What is a genealogist to do now? It is a good idea as a first step to be able to identify the most common types of photographic processes. This will help confirm the period of time the photographs were made of that member of your family.

I have worked with several genealogists to help identify their photographs. On one occasion, a positive identification of a salt print allowed us to determine that this photograph was of the researcher's great-grandmother, whereas most of her family believed it was their grandmother. On another occasion, the identification allowed us to learn the proper orientation of an image. This allowed the researcher to conclude that this was in fact the house his grandfather was born in. 

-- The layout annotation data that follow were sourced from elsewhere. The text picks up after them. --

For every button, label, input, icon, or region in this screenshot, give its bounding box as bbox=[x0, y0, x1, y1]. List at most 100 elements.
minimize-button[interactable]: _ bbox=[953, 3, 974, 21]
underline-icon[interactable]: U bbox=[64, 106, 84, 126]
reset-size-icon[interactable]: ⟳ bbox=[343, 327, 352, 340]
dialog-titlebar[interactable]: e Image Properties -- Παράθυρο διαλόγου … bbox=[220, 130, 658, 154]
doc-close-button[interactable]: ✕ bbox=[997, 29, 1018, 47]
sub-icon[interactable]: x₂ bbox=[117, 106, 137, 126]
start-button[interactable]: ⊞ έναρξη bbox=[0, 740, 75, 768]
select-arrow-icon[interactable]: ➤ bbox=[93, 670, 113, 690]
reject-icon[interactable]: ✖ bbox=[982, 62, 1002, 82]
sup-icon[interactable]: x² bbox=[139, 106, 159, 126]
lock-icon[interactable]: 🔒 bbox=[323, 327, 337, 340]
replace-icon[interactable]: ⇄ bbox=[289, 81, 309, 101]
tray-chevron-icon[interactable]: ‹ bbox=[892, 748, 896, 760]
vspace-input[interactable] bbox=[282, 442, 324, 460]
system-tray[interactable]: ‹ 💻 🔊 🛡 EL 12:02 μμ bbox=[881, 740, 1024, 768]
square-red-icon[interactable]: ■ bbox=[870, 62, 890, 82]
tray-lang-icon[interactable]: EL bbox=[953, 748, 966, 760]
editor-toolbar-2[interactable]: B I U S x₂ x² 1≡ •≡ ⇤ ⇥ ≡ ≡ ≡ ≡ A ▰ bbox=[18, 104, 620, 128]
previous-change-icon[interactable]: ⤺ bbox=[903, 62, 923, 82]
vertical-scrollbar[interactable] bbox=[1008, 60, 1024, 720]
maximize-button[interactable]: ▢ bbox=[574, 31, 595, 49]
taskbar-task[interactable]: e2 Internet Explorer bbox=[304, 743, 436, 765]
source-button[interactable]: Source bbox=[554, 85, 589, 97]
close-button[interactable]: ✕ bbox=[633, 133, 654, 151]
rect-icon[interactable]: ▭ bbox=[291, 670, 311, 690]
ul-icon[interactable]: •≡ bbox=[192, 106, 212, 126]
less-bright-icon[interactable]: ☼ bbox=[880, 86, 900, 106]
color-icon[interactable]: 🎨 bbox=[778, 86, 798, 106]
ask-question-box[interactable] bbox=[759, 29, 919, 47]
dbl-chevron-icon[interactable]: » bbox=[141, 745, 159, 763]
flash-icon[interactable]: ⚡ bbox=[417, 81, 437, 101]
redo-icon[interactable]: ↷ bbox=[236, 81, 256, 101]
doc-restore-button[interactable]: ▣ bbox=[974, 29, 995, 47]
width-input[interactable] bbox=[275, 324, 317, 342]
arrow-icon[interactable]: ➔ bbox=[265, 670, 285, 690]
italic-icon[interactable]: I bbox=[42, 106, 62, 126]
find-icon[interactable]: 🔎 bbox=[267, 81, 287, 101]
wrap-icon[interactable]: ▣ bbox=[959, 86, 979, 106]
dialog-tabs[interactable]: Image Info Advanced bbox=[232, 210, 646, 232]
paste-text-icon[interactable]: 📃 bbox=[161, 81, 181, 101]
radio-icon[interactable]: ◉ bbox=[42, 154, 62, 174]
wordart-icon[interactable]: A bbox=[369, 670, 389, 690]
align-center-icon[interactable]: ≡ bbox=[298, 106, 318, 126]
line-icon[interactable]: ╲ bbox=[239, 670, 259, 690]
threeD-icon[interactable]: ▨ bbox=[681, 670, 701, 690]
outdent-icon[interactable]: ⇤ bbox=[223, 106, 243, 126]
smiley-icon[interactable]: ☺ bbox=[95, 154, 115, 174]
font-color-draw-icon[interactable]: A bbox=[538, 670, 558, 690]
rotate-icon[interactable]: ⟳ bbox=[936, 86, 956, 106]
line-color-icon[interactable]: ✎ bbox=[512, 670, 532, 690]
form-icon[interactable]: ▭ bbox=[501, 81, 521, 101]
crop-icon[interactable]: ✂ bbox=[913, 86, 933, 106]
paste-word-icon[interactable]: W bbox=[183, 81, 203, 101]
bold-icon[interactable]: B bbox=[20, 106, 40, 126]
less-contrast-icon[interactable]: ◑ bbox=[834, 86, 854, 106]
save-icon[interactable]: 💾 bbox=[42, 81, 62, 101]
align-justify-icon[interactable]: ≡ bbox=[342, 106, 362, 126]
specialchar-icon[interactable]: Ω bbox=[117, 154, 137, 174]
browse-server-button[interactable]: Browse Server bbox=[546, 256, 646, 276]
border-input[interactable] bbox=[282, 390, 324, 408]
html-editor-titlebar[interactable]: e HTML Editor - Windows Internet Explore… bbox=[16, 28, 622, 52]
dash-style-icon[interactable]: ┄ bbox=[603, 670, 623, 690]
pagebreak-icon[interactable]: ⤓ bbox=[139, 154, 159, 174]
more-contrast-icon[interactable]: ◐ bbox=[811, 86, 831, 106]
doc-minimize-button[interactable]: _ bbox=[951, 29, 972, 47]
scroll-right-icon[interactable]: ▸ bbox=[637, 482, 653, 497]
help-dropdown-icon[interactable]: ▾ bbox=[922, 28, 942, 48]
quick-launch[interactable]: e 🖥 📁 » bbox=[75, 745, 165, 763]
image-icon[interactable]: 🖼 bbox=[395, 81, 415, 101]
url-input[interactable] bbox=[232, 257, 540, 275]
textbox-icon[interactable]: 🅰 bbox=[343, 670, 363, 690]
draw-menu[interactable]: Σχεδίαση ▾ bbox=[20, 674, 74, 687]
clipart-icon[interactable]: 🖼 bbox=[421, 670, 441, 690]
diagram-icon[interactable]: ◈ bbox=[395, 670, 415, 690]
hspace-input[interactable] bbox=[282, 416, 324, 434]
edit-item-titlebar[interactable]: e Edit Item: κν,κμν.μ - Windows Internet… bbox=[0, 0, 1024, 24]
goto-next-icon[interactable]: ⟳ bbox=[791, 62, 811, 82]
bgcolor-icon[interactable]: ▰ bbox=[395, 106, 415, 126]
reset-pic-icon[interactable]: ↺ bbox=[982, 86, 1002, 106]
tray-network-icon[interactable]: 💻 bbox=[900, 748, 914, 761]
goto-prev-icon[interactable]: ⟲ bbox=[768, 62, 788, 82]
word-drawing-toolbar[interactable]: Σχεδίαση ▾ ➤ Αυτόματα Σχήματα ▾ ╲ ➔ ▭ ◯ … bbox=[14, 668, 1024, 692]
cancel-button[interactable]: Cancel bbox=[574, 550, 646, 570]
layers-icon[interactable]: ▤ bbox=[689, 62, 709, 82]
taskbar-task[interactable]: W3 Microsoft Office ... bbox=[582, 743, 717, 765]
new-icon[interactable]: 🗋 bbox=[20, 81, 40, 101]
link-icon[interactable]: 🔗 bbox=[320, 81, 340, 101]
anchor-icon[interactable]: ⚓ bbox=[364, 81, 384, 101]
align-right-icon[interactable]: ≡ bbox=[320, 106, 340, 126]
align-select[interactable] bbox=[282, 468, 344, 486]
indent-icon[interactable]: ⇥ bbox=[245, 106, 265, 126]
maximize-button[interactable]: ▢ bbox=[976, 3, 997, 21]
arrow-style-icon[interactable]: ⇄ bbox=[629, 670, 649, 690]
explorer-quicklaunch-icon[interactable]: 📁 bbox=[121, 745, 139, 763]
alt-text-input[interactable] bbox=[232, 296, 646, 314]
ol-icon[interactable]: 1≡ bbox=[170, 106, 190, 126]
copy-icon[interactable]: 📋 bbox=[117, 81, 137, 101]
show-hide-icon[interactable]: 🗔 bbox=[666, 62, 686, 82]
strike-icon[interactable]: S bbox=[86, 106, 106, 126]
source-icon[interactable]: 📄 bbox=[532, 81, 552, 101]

Photographic Identification

In the beginning...Ah! But where is the beginning? Did photography start in the year 1,000 AD when Alhazen described the principal of the "Camera Obscura" - a drawing aid meaning a dark chamber. 500 years later, Leonardo da Vinci described the same device and operated one outside his studio in Florence. Or should we consider the beginning in the 1560's when lenses were fitted to the Camera Obscura, allowing an image to be sharply focused on a piece of ground glass and allowed the operator to trace a picture on a thin sheet of drawing paper laid over the glass.

Daguerreotypes
Most authorities will agree that the first practical form of photography was encouraged through the experiments and developments (no pun intended) of Louis Jacques Mande Daguerre. Although William Henry Fox Talbot had been working on a process that recorded a negative image, Daguerre was the first to publicize his results and the discovery of the photographic process is attributed to Daguerre. The daguerreotype, popular from 1839-1860, was produced on a metal support of thin copper, with a highly polished mirror-like coating of silver. They are sealed in glass to protect the plate from atmospheric and physical damage. In America, daguerreotypes were most often placed in small hinged cases made of wood with a leather or paper covering. The daguerreotypes distinguishing features are its highly polished silver support and its quality of appearing as a negative, or a positive depending upon the angle of viewing and the direction from which light falls upon it. 

 

Left photo is a daguerreotype viewed as a positive. Right  photo is a daguerreotype viewed as a negative.

Due to limitations and difficulties of producing a large plate, daguerreotypes were rarely made any larger than 6 ½ to 8 ½ inches, known as whole-plate size. The most common size produced was sixth-plate size and measured 2 ½ by 3 ¼. It is estimated that by 1853 as many as three million daguerreotypes were made in the United States alone.